Aku termenung di rumah ruang kerja setelah pertengkaran yang baru saja terjadi antara aku dan Andin. Dia meminta cerai, harusnya saat ini aku bersorak gembira karena itulah yang selama ini aku inginkan tapi entah kenapa hatiku tiba-tiba berat untuk menyetujuinya. Padahal dulu aku sangat ingin bercerai dengan dia, sekarang aku malah galau saat dia meminta cerai.

Menyandarkan punggung ke kursi lalu memutar kursi kerjaku ke segala arah berharap kegelisahan ini segera hilang dari pikiranku. Kegiatanku memutar-mutarkan kursi terhenti tak kala melihat sebuah bingkai foto yang menapilkan dua sosok anak kecil, itu fotoku dengan gadis kecilku yang saat ini sudah tumbuh dewasa. Miche, dulu aku tidak tahu siapa nama panjangnya karena dia selalu menyebut namanya dengan dua huruf itu. Tapi sekarang aku sudah tahu namanya, Michella Karisma .

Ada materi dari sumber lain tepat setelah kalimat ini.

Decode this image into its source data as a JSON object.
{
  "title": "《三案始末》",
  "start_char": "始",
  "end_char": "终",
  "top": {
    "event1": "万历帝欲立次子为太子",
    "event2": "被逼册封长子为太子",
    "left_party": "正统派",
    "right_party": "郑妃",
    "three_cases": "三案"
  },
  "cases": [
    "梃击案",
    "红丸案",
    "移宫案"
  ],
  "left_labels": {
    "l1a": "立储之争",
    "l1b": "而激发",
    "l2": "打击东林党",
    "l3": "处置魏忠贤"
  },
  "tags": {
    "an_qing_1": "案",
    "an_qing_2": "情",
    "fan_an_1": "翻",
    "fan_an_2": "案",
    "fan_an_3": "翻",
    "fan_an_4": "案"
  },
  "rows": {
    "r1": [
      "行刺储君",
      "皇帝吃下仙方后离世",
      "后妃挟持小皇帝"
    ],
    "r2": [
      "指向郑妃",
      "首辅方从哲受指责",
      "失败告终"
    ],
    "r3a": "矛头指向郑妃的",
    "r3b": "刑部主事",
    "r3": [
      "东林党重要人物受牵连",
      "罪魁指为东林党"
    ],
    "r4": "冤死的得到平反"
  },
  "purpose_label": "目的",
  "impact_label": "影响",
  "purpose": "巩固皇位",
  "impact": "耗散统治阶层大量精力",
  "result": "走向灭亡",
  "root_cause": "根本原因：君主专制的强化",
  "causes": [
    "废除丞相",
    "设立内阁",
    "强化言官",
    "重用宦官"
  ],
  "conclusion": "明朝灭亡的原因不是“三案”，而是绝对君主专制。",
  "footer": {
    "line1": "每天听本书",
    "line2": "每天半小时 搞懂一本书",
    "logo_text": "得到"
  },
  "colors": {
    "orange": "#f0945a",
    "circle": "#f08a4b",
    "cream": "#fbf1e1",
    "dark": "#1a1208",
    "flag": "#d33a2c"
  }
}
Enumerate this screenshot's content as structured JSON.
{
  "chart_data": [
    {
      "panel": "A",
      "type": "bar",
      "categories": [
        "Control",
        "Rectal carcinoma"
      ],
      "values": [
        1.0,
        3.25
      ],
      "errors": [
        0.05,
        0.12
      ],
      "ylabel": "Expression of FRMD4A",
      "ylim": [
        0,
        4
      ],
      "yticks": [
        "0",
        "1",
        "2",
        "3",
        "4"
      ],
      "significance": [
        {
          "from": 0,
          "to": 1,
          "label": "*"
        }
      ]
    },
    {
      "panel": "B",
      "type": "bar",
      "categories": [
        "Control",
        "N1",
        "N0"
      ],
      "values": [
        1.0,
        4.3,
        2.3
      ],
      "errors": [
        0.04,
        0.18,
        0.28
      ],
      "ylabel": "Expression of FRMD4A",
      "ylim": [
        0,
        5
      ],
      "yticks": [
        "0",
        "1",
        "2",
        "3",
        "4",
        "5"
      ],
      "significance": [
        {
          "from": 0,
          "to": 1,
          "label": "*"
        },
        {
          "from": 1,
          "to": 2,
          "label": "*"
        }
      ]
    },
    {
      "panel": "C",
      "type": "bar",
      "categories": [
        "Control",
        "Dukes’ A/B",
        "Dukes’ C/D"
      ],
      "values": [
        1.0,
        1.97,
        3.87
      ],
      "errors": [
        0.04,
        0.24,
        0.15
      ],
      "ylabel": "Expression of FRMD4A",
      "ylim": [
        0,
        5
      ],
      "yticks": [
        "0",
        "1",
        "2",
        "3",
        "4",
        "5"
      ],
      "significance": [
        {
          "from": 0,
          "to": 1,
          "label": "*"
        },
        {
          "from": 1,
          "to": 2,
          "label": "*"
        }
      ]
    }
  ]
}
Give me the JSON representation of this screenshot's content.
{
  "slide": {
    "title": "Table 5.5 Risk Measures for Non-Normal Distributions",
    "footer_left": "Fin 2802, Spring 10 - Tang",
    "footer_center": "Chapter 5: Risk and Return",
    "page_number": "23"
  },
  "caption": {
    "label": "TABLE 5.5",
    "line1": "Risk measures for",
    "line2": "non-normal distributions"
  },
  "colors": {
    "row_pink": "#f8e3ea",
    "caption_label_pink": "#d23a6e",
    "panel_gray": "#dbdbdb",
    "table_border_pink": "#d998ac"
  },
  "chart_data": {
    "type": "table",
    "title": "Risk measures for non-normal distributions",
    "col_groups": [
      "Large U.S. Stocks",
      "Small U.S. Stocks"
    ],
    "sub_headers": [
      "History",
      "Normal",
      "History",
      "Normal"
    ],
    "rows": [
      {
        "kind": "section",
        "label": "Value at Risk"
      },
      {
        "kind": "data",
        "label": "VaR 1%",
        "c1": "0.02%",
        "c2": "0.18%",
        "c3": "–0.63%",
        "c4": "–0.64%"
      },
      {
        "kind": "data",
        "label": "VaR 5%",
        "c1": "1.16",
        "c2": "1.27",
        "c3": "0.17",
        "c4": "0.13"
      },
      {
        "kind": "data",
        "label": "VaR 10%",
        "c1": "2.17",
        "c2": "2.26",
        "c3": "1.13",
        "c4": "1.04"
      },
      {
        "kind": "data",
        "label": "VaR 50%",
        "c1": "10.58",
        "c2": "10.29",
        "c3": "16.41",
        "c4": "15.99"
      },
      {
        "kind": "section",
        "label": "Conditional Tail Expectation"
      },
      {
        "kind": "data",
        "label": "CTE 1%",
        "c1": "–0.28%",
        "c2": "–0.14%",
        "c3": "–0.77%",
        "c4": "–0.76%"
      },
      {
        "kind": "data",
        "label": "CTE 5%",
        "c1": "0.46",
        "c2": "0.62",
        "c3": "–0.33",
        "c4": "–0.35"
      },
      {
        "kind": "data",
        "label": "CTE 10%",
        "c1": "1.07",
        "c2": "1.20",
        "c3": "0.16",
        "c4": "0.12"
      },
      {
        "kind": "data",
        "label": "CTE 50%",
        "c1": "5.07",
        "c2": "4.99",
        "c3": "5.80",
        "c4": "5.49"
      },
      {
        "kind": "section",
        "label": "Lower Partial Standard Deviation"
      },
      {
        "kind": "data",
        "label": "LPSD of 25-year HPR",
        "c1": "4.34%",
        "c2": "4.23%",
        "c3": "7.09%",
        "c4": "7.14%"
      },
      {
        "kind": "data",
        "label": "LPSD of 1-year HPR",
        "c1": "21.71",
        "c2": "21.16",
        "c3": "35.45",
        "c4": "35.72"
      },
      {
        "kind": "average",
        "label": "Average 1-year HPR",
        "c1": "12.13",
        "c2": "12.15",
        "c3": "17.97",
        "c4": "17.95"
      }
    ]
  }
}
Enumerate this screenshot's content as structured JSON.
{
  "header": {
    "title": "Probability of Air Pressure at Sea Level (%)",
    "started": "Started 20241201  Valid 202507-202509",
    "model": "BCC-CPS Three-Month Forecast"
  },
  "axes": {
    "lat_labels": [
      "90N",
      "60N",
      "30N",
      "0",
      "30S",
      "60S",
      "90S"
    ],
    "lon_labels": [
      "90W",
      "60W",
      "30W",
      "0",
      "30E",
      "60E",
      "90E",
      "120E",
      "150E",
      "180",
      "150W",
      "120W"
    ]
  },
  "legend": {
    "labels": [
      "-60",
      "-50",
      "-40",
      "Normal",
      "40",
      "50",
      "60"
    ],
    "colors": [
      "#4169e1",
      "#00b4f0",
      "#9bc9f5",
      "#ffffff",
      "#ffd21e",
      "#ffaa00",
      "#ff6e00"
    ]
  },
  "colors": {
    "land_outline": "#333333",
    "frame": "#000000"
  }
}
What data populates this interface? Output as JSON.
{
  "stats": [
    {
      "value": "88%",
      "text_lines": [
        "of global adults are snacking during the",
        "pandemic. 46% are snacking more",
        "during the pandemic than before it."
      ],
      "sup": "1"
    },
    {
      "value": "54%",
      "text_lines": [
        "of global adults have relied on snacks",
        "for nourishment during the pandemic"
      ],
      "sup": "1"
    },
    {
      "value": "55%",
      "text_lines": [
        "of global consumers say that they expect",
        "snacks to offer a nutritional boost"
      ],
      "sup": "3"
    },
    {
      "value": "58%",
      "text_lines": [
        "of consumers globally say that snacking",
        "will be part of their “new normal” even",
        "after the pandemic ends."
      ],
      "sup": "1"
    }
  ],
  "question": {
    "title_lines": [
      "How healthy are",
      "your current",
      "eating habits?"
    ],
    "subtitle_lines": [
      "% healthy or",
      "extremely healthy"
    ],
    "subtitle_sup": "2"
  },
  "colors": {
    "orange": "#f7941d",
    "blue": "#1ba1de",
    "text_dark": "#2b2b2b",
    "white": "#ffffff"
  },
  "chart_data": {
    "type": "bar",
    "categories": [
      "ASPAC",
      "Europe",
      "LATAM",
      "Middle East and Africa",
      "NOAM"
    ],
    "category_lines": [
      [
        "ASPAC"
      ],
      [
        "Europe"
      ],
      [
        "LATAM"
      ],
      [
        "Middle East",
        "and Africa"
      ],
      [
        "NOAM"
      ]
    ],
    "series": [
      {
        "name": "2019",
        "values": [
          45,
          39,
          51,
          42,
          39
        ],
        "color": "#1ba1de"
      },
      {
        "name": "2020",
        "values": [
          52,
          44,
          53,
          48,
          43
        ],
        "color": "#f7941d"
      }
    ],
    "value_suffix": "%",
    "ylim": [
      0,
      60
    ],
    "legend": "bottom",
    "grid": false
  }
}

Pertemuan pertama kami itu waktu kami masih sama-sama tinggal di Yogyakarta, tepatnya saat aku dibuang oleh kedua orang tuaku ke tempat Nenek. Mengingat hal itu gejolak amarah selalu memenuhi hatiku, sebenarnya apa salahku hingga mereka membuangku? Aku selalu jadi anak baik, penurut, prestasiku juga bagus di sekolah tapi itu semua tidak pernah terlihat di mata orangtuaku. Segala kasih sayang mereka hanya tercurahkan untuk Kakak, semua hal yang aku lakukan menjadi tidak terlihat saat Kak Roy muncul.

Hingga akhirnya aku berubah menjadi anak yang nakal, suka membantah dan tak lagi mau belajar. Hasilnya apa? Mereka membuangku ke tempat Nenek, mereka juga mengatakan untuk tidak kembali lagi sebelum aku dapat berubah menjadi seperti Kak Roy yang maha sempurna. Saat aku menjadi baik mereka acuh dan ketika aku menjadi nakal mereka membuangku, lalu aku harus bagaimana? Apa-apa yang kulakukan semuanya salah di mata mereka.

Tinggal di tempat Nenek, aku merasakan kasih sayang dari beliau sangat besar padaku. Lama kelamaan aku nyaman tinggal disana sampai suatu ketika aku bertemu dengan dia, gadis kecil yang sangat cantik dengan baju pink-nya terlihat imut dan menggemaskan di tubuh mungilnya itu.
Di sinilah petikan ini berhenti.